In other actions, we endorsed the statement issued by the Chair of the U.S. Bishops' committee on migration as well as the statement issued by the Association of Catholic Colleges and Universities.

We established a presidential task force to address potential changes to immigration policy and enforcement. The task force created a thoughtful set of recommendations to help protect our international and immigrant students, faculty, staff and their families.

One of the task force recommendations included the creation of a dedicated website that we launched in January that features information about the current national dialogue on potential changes to immigration policy and enforcement and how we can best support our campus community, particularly our students who are immigrants, including those who are eligible for DACA. The website features our culture of care principles that reflect all the ways in which we stand in solidarity with our immigrant Torero family members, including counseling, pastoral and legal services available on and off our campus for our students, employees, their families and members of our local community. Site visitors can explore a calendar featuring the many events we have hosted on our campus this spring related to the topic of immigration, inclusion and human dignity.

The task force, together with Our Office of the General Counsel, Center for Inclusion and Diversity, and Department of Human Resources, have been carefully monitoring the national dialogue on immigration policy and enforcement throughout the spring semester. They have also been collaborating with our national higher education associations to provide updates to our impacted community members and their families as we confront any potential forms of discrimination and injustice and offer assurances of support, safety and solidarity to those in need.

We are at a critical moment in our nation’s history. There are those among us in the United States who would like for us to return to a time when whole segments of society were silent or invisible. As a university community, we must stand as an example of openness and inclusion. We must not give into despair or anger.
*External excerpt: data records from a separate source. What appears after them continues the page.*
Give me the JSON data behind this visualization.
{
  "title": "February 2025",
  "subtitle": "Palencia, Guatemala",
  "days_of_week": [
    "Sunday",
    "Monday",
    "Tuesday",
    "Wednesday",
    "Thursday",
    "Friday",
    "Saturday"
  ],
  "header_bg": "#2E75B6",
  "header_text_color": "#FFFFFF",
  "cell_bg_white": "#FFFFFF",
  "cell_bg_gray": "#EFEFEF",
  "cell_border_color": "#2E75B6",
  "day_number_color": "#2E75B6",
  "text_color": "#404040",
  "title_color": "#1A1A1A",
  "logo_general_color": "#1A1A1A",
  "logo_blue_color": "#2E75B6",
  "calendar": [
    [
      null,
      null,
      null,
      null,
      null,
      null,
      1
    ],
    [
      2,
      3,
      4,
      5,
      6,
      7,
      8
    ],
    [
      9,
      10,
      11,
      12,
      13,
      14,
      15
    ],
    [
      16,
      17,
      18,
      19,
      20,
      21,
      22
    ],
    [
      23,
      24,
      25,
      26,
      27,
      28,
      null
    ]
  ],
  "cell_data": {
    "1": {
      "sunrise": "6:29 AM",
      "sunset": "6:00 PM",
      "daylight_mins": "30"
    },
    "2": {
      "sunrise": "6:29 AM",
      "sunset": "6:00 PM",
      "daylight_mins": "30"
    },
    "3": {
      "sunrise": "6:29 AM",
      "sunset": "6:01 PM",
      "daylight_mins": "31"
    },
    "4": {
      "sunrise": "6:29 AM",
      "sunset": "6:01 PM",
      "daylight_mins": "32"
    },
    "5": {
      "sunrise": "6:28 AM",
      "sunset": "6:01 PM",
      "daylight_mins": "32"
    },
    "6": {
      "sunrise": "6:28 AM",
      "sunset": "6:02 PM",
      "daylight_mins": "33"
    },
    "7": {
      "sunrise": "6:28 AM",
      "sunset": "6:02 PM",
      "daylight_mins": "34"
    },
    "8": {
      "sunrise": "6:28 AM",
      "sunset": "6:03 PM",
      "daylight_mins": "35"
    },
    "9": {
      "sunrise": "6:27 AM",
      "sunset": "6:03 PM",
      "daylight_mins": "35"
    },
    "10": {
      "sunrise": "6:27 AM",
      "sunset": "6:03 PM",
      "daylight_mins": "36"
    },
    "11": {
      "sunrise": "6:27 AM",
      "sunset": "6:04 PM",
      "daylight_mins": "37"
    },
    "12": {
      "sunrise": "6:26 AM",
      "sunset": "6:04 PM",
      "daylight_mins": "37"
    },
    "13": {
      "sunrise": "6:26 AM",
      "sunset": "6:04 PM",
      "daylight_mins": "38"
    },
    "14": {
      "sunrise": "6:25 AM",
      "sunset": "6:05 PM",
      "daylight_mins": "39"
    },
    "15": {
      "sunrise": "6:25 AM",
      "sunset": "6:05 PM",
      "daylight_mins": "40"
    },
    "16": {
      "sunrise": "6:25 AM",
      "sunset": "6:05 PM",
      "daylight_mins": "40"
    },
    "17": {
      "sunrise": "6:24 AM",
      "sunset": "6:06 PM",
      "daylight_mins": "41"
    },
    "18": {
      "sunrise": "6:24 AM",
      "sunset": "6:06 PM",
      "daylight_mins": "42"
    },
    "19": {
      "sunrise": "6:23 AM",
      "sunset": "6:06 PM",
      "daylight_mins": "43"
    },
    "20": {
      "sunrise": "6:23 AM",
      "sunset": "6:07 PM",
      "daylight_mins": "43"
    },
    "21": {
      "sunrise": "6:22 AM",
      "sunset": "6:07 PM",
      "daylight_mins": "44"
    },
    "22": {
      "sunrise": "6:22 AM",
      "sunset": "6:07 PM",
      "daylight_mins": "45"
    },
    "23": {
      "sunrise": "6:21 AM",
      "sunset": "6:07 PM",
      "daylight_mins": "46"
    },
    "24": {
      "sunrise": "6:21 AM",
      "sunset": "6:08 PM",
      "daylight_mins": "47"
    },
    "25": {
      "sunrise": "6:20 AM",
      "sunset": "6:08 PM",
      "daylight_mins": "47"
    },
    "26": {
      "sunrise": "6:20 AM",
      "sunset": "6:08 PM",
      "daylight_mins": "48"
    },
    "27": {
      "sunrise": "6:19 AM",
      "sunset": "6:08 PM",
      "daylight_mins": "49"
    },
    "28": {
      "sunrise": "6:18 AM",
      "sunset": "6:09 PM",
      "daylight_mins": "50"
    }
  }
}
We must remain optimistic and hopeful.

This President’s Forum on Immigration and Inclusion is yet another opportunity for us to get out of our comfort zones, get deeply involved in the community, and to “walk in the shoes of others” as we recognize the value in every person, no matter who they are, where they were born or what they do for a living.

Let’s do our part to help our communities and our nation transform—as Bishop McElroy has said—from a culture of grievance to a culture of solidarity.